11. The principle of law is well settled that the principle of proportionality between the punishment and crime cannot be brushed aside and the sentence must be just and proper. No doubt the concept of proportionality permits of discretion to the court but the same has to be guided by certain principles. Hon'ble Supreme Court in Raj Bala vs. State of Haryana & Ors (passed in Special Leave Petition (Crl.) Nos.4099-4100 of 2015) in this context has observed that neither the personal perception of a Judge nor self adhered moralistic vision nor hypothetical apprehensions should be allowed to have any play. There can neither be a straitjacket formula nor a solvable theory in mathematical exactitude. Similarly an offender cannot be allowed to be treated with leniency solely on the ground of discretion vested in a court. The real requisite is to weigh the circumstances in which the crime has been committed. The discretion should not be in the realm of fancy. It should be embedded in the conceptual essence of just punishment. A court while imposing sentence has to keep in view the various complex matters in mind. In respect of certain offences, sentence can be reduced by giving adequate special reasons but the special reasons have to rest on real special circumstances.
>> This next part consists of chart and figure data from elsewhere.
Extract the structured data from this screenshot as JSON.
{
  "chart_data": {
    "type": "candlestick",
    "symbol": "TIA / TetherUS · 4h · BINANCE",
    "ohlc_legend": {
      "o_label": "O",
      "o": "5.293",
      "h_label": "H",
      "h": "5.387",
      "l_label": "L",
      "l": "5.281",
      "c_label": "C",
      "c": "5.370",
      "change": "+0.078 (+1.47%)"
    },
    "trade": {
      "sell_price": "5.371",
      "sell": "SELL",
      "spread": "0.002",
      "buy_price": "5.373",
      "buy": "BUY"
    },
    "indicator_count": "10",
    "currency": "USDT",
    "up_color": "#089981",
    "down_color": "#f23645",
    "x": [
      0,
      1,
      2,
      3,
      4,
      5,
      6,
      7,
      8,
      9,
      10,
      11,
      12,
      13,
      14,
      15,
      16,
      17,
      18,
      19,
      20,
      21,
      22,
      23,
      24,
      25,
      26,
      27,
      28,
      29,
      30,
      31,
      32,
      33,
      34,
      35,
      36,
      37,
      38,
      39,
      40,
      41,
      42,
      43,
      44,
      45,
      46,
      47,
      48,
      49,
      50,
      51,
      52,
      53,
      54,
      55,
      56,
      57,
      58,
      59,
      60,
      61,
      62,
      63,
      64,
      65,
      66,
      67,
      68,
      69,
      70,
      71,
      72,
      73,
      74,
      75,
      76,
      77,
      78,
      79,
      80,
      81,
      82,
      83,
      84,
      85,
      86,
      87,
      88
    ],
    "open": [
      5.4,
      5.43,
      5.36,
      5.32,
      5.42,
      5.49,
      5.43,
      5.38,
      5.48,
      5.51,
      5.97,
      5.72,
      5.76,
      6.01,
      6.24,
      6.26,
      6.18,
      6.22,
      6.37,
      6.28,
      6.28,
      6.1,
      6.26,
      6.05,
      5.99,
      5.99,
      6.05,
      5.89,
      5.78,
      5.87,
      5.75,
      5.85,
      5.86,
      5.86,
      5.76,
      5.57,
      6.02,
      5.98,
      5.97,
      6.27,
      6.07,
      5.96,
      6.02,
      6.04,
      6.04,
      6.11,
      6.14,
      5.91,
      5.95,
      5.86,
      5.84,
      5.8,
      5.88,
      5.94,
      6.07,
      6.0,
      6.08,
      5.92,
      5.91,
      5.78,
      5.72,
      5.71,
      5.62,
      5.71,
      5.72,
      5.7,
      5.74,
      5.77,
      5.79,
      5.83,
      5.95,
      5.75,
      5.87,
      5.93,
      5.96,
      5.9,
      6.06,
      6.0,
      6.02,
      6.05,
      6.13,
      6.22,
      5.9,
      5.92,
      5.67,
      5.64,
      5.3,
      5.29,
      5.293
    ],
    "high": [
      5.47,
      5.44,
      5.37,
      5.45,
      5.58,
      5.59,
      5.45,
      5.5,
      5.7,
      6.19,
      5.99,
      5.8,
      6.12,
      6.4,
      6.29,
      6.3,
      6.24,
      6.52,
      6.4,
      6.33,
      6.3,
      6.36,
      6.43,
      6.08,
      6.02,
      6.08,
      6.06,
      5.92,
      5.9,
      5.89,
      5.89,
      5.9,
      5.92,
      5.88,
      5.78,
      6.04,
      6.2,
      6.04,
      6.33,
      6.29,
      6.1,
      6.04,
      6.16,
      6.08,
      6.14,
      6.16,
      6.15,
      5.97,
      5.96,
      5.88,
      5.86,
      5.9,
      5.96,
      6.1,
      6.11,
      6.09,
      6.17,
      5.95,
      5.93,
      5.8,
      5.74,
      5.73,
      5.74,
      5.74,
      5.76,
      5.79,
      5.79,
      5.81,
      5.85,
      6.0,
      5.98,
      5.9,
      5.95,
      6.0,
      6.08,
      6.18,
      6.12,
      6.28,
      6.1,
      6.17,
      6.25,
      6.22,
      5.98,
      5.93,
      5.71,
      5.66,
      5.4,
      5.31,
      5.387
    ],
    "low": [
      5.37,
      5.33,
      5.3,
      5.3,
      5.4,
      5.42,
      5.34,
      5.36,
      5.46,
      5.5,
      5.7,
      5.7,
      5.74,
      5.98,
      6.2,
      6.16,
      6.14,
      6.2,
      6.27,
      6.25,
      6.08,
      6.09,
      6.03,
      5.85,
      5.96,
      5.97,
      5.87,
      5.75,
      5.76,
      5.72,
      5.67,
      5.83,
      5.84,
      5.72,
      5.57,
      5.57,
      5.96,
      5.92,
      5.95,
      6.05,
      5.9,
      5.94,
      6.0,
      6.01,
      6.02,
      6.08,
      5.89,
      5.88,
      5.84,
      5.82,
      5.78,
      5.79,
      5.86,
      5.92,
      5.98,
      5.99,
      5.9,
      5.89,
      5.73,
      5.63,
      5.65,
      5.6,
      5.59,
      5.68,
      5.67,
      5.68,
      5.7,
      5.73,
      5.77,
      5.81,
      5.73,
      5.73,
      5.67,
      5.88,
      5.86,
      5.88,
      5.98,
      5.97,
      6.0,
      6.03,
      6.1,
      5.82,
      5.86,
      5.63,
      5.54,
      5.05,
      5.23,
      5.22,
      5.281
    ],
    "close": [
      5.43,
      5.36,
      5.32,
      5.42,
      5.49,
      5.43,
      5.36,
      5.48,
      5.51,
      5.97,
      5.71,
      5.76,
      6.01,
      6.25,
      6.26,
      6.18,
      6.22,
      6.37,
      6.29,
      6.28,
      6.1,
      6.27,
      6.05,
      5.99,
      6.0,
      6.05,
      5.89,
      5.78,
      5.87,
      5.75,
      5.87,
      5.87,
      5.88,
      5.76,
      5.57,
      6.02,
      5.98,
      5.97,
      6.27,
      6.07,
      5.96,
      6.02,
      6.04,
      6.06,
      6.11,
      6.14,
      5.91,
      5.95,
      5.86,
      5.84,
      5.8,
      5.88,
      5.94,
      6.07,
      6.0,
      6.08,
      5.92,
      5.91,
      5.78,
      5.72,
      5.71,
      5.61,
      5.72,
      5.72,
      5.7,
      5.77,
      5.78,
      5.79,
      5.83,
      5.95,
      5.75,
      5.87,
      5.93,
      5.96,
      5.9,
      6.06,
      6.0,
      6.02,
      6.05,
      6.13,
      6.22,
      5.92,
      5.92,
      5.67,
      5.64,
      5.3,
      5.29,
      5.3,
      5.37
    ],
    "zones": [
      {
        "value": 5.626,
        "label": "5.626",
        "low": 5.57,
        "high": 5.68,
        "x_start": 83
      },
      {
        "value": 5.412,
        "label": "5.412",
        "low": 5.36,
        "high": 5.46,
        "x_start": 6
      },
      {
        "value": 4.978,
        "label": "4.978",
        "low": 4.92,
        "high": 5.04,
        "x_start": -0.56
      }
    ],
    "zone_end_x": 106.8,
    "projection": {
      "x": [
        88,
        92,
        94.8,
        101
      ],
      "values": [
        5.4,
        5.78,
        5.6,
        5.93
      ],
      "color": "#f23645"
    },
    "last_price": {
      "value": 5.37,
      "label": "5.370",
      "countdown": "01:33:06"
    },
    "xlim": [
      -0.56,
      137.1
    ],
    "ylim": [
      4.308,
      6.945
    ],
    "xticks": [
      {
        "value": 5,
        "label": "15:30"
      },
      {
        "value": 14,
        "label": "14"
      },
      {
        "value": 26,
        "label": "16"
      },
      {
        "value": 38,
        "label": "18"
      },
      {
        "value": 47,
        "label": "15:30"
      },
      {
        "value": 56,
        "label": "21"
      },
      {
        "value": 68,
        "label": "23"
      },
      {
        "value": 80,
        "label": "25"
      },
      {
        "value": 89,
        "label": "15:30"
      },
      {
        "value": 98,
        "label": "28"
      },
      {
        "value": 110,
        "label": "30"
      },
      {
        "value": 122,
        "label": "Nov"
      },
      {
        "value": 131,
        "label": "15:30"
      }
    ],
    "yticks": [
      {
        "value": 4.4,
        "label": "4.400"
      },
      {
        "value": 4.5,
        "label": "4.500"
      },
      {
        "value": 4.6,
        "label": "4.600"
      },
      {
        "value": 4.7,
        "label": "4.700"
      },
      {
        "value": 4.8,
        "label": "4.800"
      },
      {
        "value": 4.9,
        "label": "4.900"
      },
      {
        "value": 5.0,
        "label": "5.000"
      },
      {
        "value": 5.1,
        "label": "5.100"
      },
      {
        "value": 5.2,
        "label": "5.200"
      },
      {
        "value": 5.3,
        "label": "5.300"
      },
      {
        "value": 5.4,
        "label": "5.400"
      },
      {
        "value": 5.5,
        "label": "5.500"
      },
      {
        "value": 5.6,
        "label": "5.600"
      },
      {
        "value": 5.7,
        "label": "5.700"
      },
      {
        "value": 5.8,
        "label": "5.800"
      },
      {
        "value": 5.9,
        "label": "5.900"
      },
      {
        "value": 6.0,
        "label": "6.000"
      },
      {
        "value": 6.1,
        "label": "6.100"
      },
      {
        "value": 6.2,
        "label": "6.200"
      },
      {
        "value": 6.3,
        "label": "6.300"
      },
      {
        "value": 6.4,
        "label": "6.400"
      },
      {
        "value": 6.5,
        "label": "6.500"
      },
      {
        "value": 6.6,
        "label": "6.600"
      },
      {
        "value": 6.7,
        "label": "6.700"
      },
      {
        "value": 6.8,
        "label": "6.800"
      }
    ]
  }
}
12. In the instant case, criminal machinery came into motion about 39 years ago. There is nothing on record to show that the appellant is a previous convict or having any criminal antecedents. Also the accused-appellant alone cannot be held responsible for long delay in disposal of this appeal. He is an old person. It has been submitted and also finds support from the record that the appellant remained in custody for some days when after death of the injured Ram Singh, the case was converted under section 304 I.P.C. In this regard, from the perusal of the order-sheet of the Magistrate Court, it appears that there a mentioning of the fact that the accused had been in jail from 25.6.1981 to 7.8.1981 during trial. Hence, considering all aspects of the matter, no useful purpose would be served by sending accused-appellant in judicial custody at this stage, rather in the aforesaid special circumstances, it appears that ends of justice would be served if sentence imposed upon the appellant by the trial court be modified to the extent that the sentence of the period already undergone is imposed and as such the appeal is liable to be partly allowed accordingly.
13. Therefore, the conviction of accused-appellant Pramod is upheld, but sentence of one year imprisonment, awarded by the trial court, is modified to the period of sentence already undergone by him.
14. The instant appeal is party allowed in above terms.
15. A copy of this order be transmitted to the court concerned.